'The club championship in Cork needs rescuing because it's been dying a death'

“I wouldn’t like to have missed any championship matches for Clarecastle in my time, but maybe they need to look at something.”

'The club championship in Cork needs rescuing because it's been dying a death'

“I wouldn’t like to have missed any championship matches for Clarecastle in my time, but maybe they need to look at something.”

Anthony Daly perhaps best sums up reaction to Cork GAA’s now infamous ‘Option C’ to revamp club championships on Leeside.

An acceptance that something has to be done, but an instinctive resistance to the idea of staging club championship matches without county players.

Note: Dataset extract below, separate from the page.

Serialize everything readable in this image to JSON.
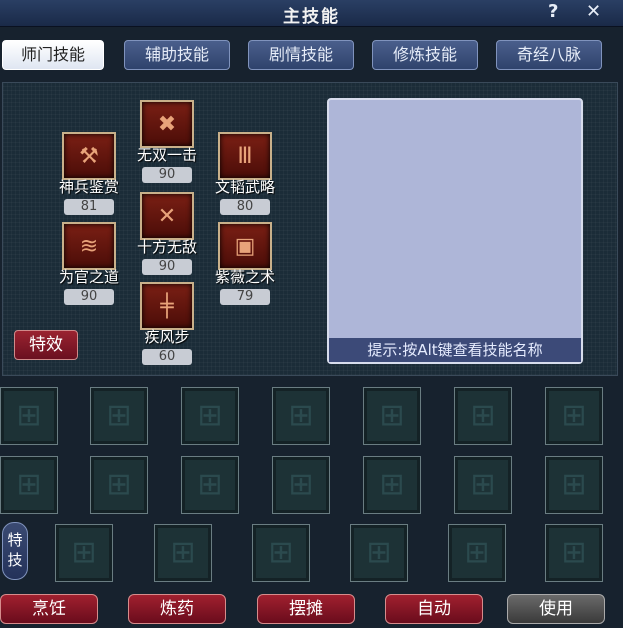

Speaking on the Irish Examiner GAA podcast he hosted this week with Mike Quirke, Daly admits the scale of Cork’s club game makes the plight of club players particularly difficult.

“I couldn’t contemplate it coming from Clare where we don’t have anything like the number of clubs. It’s probably a unique Cork problem in many ways.”

Also speaking on the podcast, Galway All-Ireland winner John Divilly was less understanding of the proposal that clubs play two of five round-robin games without their Cork players.

“I think it’s ridiculous to ask any county player not to play in the championship with their club. It’s just an absolute joke. It beggars belief. You have to play with your club in championship.”

The three options put to club delegates will be voted on at a county board meeting tonight, and Cork legend Ger Cunningham doesn’t expect Option C to prevail.

“It needs debate. Especially in Cork, it’s been tossed around for a long time that club players just don’t know when they are going to be playing.

"I think it was inevitable that it would come to a situation where you needed a debate whether clubs would play without their inter-county players.

“I don’t think it will be passed from the feeling around the place. A lot of the players will think it shouldn't happen.

"But it just shows where we’re gone down the road of even thinking about it. In the past it would be unheard of for clubs to play without their county players.

“But it’s thinking outside the box, it’s a proposal, it’s a debate. And think it will start a debate in other countries.”

Former Cork player and selector Diarmuid O’Sullivan believes the Cork championships are ‘dying a death’ and need a ‘radical overhaul’.

Speaking to Paddy Power News, O’Sullivan said:

I've been an inter-county player, I've been involved in an inter-county management and now I'm back to being a club player, so I've been on all sides of the fence on this.

"There's no doubt in my mind that the Cork County Championship is in need of a radical overhaul.

“The club championship in Cork needs rescuing because it's been dying a death. People don't know from one end of the year to the next when they are going to be playing.

"People have invested time in these proposals and they've come up with three possible solutions to save this thing. For me, option A, where you have one round of games in April and two in August is the best one.

“The way it's set up at the moment in Cork means we are losing players over it. They are heading to America or going to other codes.

"This thing needs to be restructured in the right manner, with clubs and their players' views being taken seriously.”

But O’Sullivan hopes it doesn’t come to a situation where clubs will line out without their stars.

“Clubs should never be without their players for championship. That defeats the whole purpose of becoming an inter-county player, you are representing your club when you get on the big stage.

"You want clubs to coach lads to become inter-county players, you can't penalise them for doing that and that's what this proposal does.

“I can totally see why there was such a negative response to it. We must remember that a lot of GAA clubs are very rural, they are community-based. They need the GAA to pull lads together in January, February and March to do something together.

The GAA is at the heart of every community in Ireland, and when the lights go on in January people in those places know their clubs is back training and it gives them something to look forward too.

“There's a bit more selfishness coming into the set-ups from the management side who continually want their players, but players still want to play for their clubs.

"I've seen it and I've had lads coming to me begging to play for their clubs in league games. It's all very fine being involved in these set-ups, but players want to play games.”